In a tech-enabled world where convenience reigns supreme, consumers expect frictionless experiences both offline and online. These expectations are not limited or bound by industry. As a result, businesses are beginning to leverage modern technology to revolutionize the way they interact with end-consumers. The healthcare industry, which has been slow to modernize, is undergoing rapid transformation through the use of digital solutions.
Self-scheduling or DIY appointment making is at the heart of that marketplace shift. Currently, 80% of healthcare consumers say they select their doctors based on convenience factors alone. The ability to self-schedule is part of that convenience. In 2019, 68 percent of patients in a survey said that they are more likely to use a provider that offers the option to book/change/cancel appointments online compared to 58% in 2016.
This new tech-enabled approach not only benefits the customer, but it also helps practices optimize costs and attract new patients. Currently, no-shows cost the U.S. healthcare system more than $150 billion annually. Also, an average of 63% of appointments booked online stem from new patients.
With a vision of making the scheduling process effortless, 360eMed is helping healthcare providers grow their practice by introducing automated scheduling. Which gives patients the ability to book appointments 24/7 and sends automated reminders to patients with an upcoming appointment.
I spoke with Joshua Ogunbo, developer at Naya Labs, about developing the 360eMed application, the challenges of building it, and Tech in Africa.
How do you translate the requirements of a specific business problem into code?
This was the first application I built for the health care industry, and it felt different. Although all the products I build help people. I knew I was contributing to society differently. For the first time, in my heart, I felt there was someone on the other end, in dire need of the product.
The 360eMed application was built for 360eMed hospital patients to assist them in scheduling their doctor’s appointments.
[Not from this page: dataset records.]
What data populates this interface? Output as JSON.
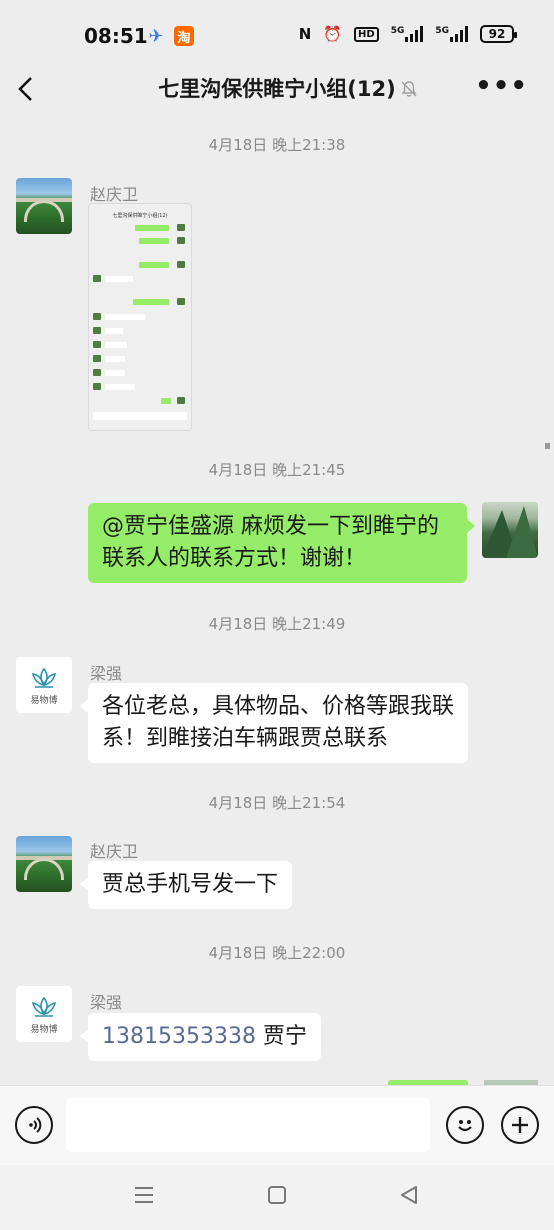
{
  "status_bar": {
    "time": "08:51",
    "taobao_glyph": "淘",
    "hd_label": "HD",
    "net1": "5G",
    "net2": "5G",
    "battery": "92"
  },
  "header": {
    "title": "七里沟保供睢宁小组(12)",
    "back_icon": "chevron-left-icon",
    "mute_icon": "bell-off-icon",
    "more_icon": "more-icon"
  },
  "messages": [
    {
      "type": "timestamp",
      "text": "4月18日 晚上21:38"
    },
    {
      "type": "image",
      "side": "left",
      "sender": "赵庆卫",
      "thumbnail": {
        "title": "七里沟保供睢宁小组(12)"
      }
    },
    {
      "type": "timestamp",
      "text": "4月18日 晚上21:45"
    },
    {
      "type": "text",
      "side": "right",
      "text": "@贾宁佳盛源  麻烦发一下到睢宁的联系人的联系方式！谢谢！"
    },
    {
      "type": "timestamp",
      "text": "4月18日 晚上21:49"
    },
    {
      "type": "text",
      "side": "left",
      "sender": "梁强",
      "text": "各位老总，具体物品、价格等跟我联系！到睢接泊车辆跟贾总联系"
    },
    {
      "type": "timestamp",
      "text": "4月18日 晚上21:54"
    },
    {
      "type": "text",
      "side": "left",
      "sender": "赵庆卫",
      "text": "贾总手机号发一下"
    },
    {
      "type": "timestamp",
      "text": "4月18日 晚上22:00"
    },
    {
      "type": "phone",
      "side": "left",
      "sender": "梁强",
      "phone": "13815353338",
      "suffix": " 贾宁"
    }
  ],
  "avatars": {
    "lotus_brand": "易物博"
  },
  "input_bar": {
    "voice_icon": "voice-icon",
    "emoji_icon": "emoji-icon",
    "plus_icon": "plus-icon",
    "placeholder": ""
  },
  "nav": {
    "menu_icon": "menu-icon",
    "home_icon": "home-icon",
    "back_icon": "back-triangle-icon"
  },
  "colors": {
    "background": "#ededed",
    "own_bubble": "#95ec69",
    "other_bubble": "#ffffff",
    "link": "#576b95"
  }
}
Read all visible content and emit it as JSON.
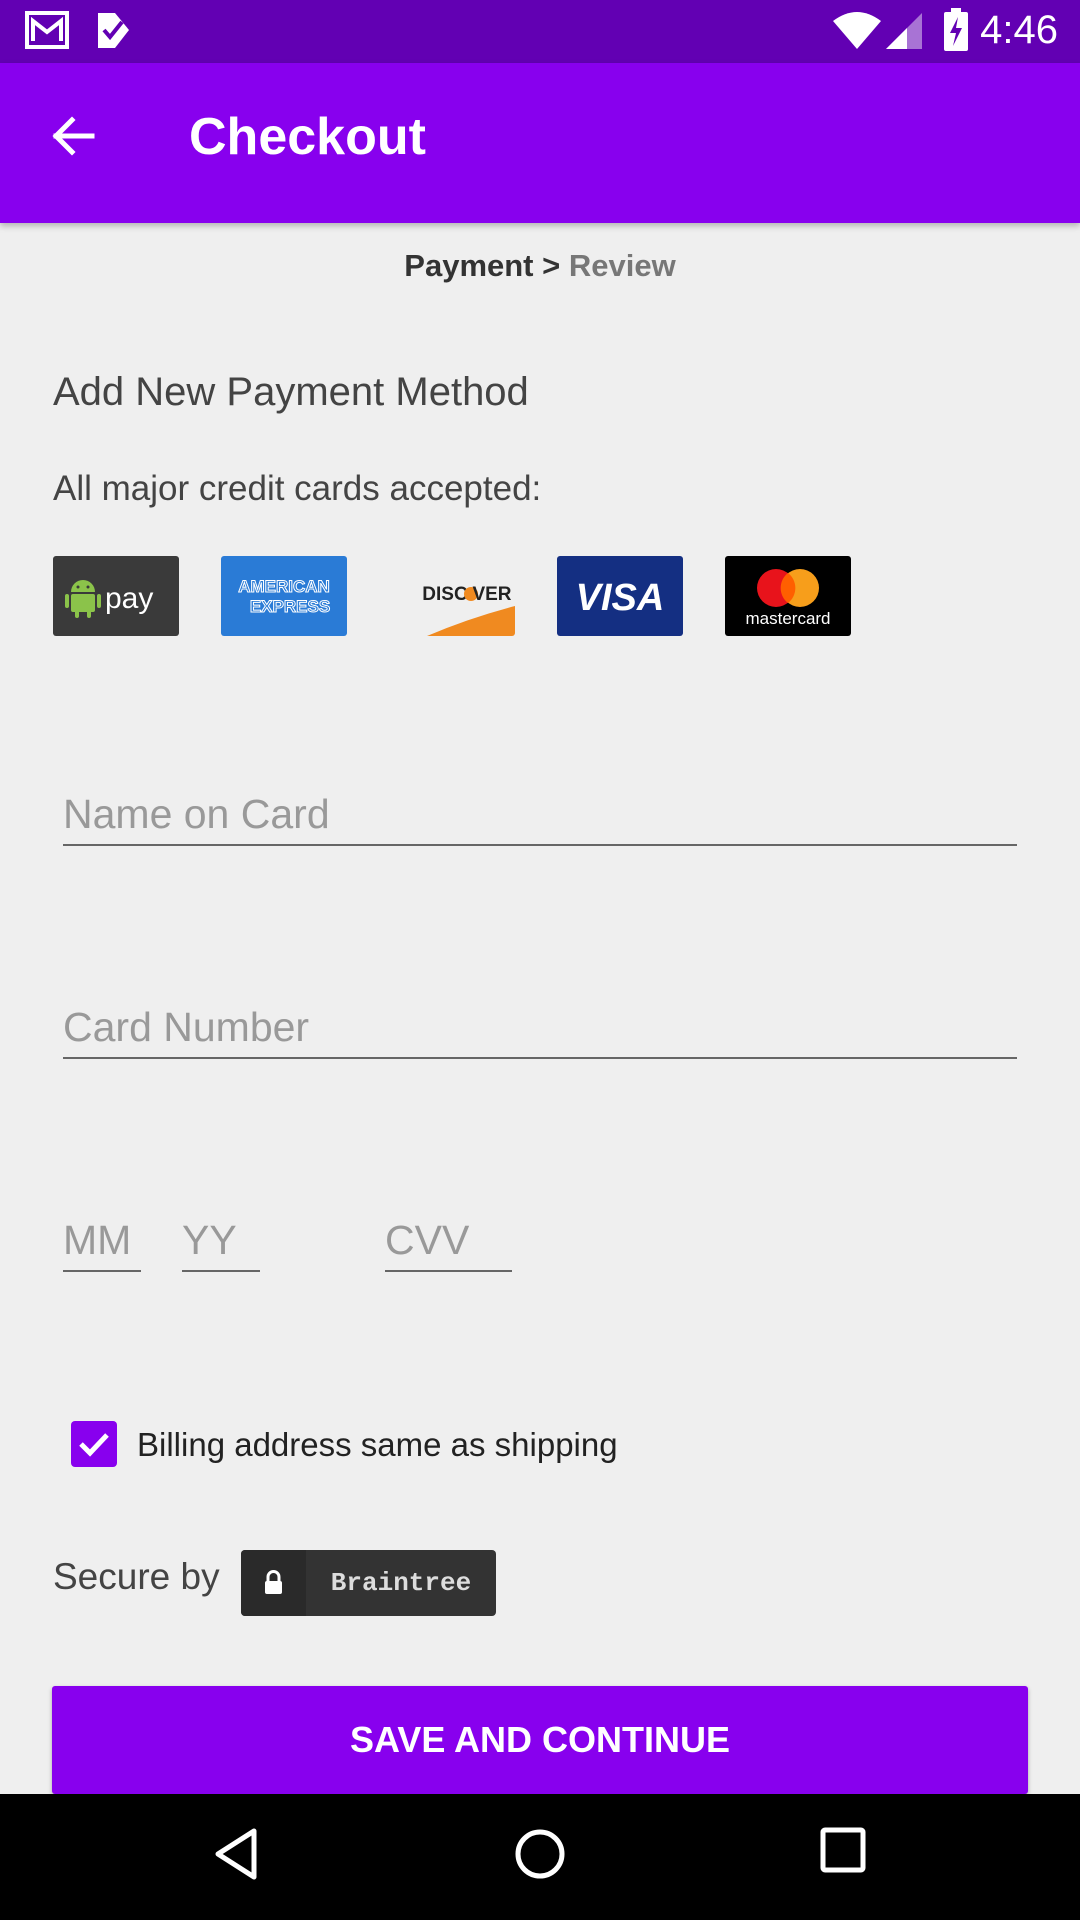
{
  "status_bar": {
    "time": "4:46",
    "icons": [
      "gmail-icon",
      "check-app-icon",
      "wifi-icon",
      "signal-icon",
      "battery-icon"
    ]
  },
  "app_bar": {
    "title": "Checkout",
    "back_icon": "arrow-back-icon"
  },
  "breadcrumb": {
    "current": "Payment",
    "separator": ">",
    "next": "Review"
  },
  "form": {
    "section_title": "Add New Payment Method",
    "accepted_text": "All major credit cards accepted:",
    "cards": [
      "android-pay",
      "american-express",
      "discover",
      "visa",
      "mastercard"
    ],
    "name_placeholder": "Name on Card",
    "number_placeholder": "Card Number",
    "month_placeholder": "MM",
    "year_placeholder": "YY",
    "cvv_placeholder": "CVV",
    "billing_checkbox_label": "Billing address same as shipping",
    "billing_checked": true,
    "secure_label": "Secure by",
    "secure_provider": "Braintree",
    "save_button": "SAVE AND CONTINUE"
  },
  "colors": {
    "status_bar": "#6200b3",
    "primary": "#8800ee",
    "background": "#efefef"
  }
}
The app gives patients the option to choose from a variety of doctors and times.
Understanding the main problem we were trying to solve was my first step. Once I understood the problem, I created civil charts to visually demonstrate the requirements, the problem, and the possible solutions. Then, I sketched out the architecture of the whole application. Together with Erick, Naya Labs CTO, we decided on the front-end and back-end tools, and I got the mockup slides from the designer. Finally, the coding began.
How important is empathy in the software development process?
When you have empathy at the core of your development process, you build products that are valuable to you, your team, and the end-user. Empathy should not be underrated.
During the development process, I used the application as if I was a new user, putting myself in their shoes. During the project, I suggested to Erick that we drop some of the fields from the user’s information mockup. We both looked at it again, not from our developer’s view, but the user’s perspective and agreed that changing it would enhance the user experience.
What do you believe are the keys to being a successful software developer in Africa?
Passion. You have to be very passionate about what you do. If you’re not passionate enough, you won’t push to become a better developer. How I display, my passion has changed. Last year, I did a lot of reading and self-learning. Now it’s not just about me. I want to help people who also have this dream of being a software developer realize that dream. So I started mentoring people. After I graduated, I applied and accepted the role of an Andela mentor. It’s a big joy for me to mentor people that hope to one day become software engineers themselves. Also, invest in yourself. Read articles on Medium and take courses on Udemy.
Built In Africa? What does that mean to you?
It symbolizes hope. Growth. Most of the world sees Africa as a developing continent. Having products built in Africa is a big deal for me. It means we are doing something. Yes, we have a lot of talented software engineers and developers here, but we’re also building products that other parts of the world are now paying attention to. They’re getting the vibes, that there are people and products in Africa worthwhile.